Proteogenomics help needed: How to get genomic coordinates of identified proteins?

nathanieltay · May 11, 2022, 2:25pm

Hi,

I am trying to fetch the genomic coordinates of mass spec identified proteins. The process of identifying these proteins is as follows:

Align RNA-Seq paired-end read files to the human reference genome (input of 43 x 2 paired-end read files → output of 43 x BAM files).
Assemble transcripts via Stringtie with reference to Ensemble GTF (output = 43 x GTF files).
Merge all 43 GTFs into 1 single GTF file (output = 1 x merged.gtf file).
Extract transcript sequences of the merged.gtf using human reference genome (output = 1 x merged.fasta file)
Translate the sequences in 3 frames (output = 1 x 3-frame-translated.fasta).
Split the translated sequences at every stop codon (output = 1 x protein_db.fasta).

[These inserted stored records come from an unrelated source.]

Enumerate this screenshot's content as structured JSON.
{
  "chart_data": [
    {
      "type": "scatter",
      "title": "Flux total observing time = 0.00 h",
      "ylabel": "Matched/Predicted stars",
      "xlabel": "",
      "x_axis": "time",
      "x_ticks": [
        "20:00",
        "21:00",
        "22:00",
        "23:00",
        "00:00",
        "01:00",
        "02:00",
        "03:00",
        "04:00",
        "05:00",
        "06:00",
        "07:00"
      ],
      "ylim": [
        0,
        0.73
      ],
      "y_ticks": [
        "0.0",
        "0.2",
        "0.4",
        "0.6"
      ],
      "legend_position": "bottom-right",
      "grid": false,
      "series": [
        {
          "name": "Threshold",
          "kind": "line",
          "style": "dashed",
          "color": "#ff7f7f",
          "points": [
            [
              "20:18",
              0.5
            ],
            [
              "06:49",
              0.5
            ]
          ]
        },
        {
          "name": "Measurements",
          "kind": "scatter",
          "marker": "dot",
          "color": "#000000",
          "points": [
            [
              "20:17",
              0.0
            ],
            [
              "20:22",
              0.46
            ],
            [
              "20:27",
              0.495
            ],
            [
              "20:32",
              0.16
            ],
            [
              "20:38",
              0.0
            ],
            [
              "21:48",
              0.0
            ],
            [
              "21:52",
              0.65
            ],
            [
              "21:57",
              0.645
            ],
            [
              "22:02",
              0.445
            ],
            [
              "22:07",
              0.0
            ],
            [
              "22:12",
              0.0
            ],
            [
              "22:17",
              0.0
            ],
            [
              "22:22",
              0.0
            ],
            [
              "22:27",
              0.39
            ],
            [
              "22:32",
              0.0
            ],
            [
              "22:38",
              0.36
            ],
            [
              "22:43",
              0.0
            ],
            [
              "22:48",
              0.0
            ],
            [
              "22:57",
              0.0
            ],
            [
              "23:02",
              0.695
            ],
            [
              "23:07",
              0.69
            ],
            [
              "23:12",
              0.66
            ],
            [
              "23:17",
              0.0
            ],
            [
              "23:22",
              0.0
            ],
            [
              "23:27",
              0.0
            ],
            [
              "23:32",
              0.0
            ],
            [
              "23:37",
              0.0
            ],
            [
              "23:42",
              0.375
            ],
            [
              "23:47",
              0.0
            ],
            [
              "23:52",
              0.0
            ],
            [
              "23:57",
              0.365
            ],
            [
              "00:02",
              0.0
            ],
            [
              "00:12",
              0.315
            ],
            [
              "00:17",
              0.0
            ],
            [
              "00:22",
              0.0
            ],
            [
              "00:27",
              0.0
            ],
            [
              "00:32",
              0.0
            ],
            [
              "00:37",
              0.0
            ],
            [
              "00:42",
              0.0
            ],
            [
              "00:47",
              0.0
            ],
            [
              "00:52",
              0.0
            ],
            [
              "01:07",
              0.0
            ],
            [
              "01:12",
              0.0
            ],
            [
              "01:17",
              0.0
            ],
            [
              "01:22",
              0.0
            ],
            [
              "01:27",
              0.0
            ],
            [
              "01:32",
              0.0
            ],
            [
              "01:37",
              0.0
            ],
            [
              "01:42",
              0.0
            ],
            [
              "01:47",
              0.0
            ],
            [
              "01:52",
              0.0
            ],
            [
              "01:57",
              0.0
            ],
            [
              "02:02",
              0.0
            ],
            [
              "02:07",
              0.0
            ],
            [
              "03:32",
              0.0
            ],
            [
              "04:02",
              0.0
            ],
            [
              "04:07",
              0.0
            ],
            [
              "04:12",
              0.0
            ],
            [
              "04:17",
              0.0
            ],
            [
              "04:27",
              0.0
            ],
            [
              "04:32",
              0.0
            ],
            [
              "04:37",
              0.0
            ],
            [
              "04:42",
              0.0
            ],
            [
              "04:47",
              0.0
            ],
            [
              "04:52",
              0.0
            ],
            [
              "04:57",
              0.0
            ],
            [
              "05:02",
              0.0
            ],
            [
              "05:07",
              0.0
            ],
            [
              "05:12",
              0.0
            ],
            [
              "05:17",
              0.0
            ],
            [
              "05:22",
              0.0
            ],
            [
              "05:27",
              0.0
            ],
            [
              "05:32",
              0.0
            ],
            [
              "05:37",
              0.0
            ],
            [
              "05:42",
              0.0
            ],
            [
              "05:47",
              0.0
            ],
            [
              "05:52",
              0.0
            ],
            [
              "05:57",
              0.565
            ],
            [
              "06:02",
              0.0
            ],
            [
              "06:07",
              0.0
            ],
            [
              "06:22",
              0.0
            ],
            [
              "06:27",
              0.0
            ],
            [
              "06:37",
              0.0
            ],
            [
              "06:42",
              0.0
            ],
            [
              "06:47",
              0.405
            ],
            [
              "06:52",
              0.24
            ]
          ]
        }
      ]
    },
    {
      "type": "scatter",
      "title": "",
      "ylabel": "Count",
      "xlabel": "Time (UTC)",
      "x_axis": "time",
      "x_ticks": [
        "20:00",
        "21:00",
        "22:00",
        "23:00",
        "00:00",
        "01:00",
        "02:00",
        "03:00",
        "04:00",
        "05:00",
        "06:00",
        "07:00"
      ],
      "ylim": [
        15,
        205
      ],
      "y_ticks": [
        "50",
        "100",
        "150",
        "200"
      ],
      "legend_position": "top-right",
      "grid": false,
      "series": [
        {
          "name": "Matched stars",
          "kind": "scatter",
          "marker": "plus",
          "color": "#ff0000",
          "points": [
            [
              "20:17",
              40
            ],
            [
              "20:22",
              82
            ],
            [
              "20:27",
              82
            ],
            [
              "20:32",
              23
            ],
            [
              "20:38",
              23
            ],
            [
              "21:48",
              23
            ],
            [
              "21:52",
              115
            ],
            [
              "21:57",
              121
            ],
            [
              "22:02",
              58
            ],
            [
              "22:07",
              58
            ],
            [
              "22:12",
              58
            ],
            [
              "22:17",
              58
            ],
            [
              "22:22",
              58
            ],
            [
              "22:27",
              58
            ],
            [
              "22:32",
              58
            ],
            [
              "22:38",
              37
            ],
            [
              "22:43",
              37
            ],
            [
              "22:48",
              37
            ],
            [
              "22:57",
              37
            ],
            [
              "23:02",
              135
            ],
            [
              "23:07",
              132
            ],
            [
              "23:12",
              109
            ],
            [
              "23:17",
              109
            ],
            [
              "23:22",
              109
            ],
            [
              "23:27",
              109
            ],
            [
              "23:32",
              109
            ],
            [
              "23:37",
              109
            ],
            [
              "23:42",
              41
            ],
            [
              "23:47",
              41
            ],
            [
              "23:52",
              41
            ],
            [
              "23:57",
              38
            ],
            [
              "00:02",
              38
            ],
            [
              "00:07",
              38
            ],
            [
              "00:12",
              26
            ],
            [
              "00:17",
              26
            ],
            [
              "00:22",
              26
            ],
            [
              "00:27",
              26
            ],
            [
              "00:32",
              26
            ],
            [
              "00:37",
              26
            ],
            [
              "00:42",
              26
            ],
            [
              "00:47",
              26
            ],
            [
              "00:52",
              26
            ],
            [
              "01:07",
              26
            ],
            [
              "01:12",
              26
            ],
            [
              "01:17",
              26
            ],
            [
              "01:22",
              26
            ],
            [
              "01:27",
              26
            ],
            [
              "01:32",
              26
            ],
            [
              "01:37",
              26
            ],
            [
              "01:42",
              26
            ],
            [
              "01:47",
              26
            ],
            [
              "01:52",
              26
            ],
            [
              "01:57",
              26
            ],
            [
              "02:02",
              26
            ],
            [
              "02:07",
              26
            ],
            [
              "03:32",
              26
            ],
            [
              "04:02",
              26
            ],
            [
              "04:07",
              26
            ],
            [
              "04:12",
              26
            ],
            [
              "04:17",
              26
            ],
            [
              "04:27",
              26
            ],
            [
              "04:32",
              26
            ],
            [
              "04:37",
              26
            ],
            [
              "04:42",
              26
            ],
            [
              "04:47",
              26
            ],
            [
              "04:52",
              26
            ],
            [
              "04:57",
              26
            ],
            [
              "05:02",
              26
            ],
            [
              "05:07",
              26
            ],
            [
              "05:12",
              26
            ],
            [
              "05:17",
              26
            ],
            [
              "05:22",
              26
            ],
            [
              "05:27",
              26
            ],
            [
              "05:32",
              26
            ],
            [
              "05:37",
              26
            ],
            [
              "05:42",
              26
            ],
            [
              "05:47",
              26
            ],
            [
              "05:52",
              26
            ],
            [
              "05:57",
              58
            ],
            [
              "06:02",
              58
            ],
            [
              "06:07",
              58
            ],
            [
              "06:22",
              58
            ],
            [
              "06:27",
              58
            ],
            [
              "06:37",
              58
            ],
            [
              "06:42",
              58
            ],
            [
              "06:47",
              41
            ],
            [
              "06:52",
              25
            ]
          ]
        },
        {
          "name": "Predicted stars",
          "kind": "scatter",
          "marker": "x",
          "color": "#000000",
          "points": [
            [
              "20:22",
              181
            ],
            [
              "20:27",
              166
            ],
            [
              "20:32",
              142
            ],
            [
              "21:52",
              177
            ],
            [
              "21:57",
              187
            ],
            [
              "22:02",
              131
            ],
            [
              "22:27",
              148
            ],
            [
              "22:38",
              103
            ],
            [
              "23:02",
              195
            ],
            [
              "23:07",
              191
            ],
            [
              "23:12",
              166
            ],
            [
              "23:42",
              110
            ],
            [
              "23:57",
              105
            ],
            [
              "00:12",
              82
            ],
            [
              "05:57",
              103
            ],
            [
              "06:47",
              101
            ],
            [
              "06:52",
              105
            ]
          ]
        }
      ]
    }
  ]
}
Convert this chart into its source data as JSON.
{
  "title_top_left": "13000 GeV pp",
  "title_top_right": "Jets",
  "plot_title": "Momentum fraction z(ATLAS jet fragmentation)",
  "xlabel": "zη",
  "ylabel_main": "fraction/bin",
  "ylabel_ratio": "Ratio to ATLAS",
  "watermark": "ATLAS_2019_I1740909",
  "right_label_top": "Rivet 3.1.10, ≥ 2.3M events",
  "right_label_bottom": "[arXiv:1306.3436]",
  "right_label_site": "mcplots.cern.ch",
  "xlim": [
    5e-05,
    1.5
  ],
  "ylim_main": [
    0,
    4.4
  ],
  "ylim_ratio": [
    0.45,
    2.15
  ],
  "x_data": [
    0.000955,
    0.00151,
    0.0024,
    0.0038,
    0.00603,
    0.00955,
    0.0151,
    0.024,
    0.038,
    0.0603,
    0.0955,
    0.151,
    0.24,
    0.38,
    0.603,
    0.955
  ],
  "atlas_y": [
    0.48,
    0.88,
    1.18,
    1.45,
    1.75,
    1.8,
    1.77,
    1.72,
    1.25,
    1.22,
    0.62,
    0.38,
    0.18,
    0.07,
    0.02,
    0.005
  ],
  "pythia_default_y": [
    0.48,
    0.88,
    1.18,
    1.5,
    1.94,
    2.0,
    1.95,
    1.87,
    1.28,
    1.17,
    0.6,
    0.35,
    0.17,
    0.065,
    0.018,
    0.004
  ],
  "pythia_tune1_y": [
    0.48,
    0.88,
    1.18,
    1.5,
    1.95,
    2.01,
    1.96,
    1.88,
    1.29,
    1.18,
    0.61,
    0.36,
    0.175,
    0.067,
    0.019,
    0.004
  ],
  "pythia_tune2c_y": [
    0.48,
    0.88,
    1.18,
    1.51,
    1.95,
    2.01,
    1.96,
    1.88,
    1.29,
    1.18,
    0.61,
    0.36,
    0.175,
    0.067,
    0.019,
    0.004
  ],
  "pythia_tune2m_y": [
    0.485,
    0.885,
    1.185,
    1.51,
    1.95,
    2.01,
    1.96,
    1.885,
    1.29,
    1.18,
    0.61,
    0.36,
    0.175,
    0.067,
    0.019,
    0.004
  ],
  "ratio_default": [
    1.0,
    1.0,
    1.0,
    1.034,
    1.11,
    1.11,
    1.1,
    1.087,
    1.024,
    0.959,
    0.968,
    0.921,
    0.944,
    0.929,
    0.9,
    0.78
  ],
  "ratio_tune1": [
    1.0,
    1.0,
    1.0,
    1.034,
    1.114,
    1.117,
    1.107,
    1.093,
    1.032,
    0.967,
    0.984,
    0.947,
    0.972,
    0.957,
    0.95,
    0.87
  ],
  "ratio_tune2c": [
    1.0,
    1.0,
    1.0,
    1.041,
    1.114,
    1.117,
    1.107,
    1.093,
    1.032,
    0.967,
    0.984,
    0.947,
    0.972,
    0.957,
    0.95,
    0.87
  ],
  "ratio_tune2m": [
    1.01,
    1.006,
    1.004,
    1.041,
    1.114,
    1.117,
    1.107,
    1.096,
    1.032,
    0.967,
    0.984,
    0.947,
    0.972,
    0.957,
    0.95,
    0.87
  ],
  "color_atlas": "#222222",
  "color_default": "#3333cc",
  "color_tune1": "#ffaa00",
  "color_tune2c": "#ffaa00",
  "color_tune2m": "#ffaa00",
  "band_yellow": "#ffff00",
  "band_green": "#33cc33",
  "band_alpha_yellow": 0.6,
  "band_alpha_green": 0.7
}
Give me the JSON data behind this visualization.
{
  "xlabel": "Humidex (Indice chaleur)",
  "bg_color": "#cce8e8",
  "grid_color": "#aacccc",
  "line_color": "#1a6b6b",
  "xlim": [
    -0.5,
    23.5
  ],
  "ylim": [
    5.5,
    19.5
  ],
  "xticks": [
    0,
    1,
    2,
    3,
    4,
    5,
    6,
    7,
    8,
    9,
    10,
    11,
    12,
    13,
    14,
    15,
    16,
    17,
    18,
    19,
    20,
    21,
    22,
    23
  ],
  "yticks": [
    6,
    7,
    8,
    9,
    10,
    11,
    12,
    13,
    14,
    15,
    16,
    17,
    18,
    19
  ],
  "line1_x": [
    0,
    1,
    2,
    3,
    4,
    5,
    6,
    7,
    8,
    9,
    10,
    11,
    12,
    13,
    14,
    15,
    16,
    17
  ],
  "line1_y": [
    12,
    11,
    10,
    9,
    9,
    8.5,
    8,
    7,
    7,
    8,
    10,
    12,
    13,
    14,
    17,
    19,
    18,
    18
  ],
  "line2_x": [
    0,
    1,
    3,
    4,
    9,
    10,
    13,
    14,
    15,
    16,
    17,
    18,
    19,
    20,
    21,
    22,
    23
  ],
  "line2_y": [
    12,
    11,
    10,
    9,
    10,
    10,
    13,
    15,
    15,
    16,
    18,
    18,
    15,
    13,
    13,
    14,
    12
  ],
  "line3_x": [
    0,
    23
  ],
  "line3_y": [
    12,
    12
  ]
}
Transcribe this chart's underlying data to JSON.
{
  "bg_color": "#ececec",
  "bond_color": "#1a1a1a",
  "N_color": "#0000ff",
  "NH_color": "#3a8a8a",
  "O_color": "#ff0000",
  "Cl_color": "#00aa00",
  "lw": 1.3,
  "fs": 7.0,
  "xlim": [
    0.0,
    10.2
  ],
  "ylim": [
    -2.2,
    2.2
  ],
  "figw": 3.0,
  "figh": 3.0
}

I would now like to map the proteins from step 6 back to their genomic coordinates. I tried to follow this Proteogenomics tutorial starting from the “Transcript Assembly” section. Starting at the “Evaluate the assembly with annotated transcripts” section, I input merged.gtf from the above step 3. I then follow this up with the “Translate transcripts” section which uses the merged.gtf and Homo_sapiens.GRCh38.dna.primary_assembly.2bit as input. Next, I tried to follow the instructions in the “Creating FASTA Databases” section but I cannot do so as I do not have a genomic_mapping.sqlite database as input.

Can anyone advise how I might go about solving this problem? I am open to using non-galaxy tools as well although I have had much less success there.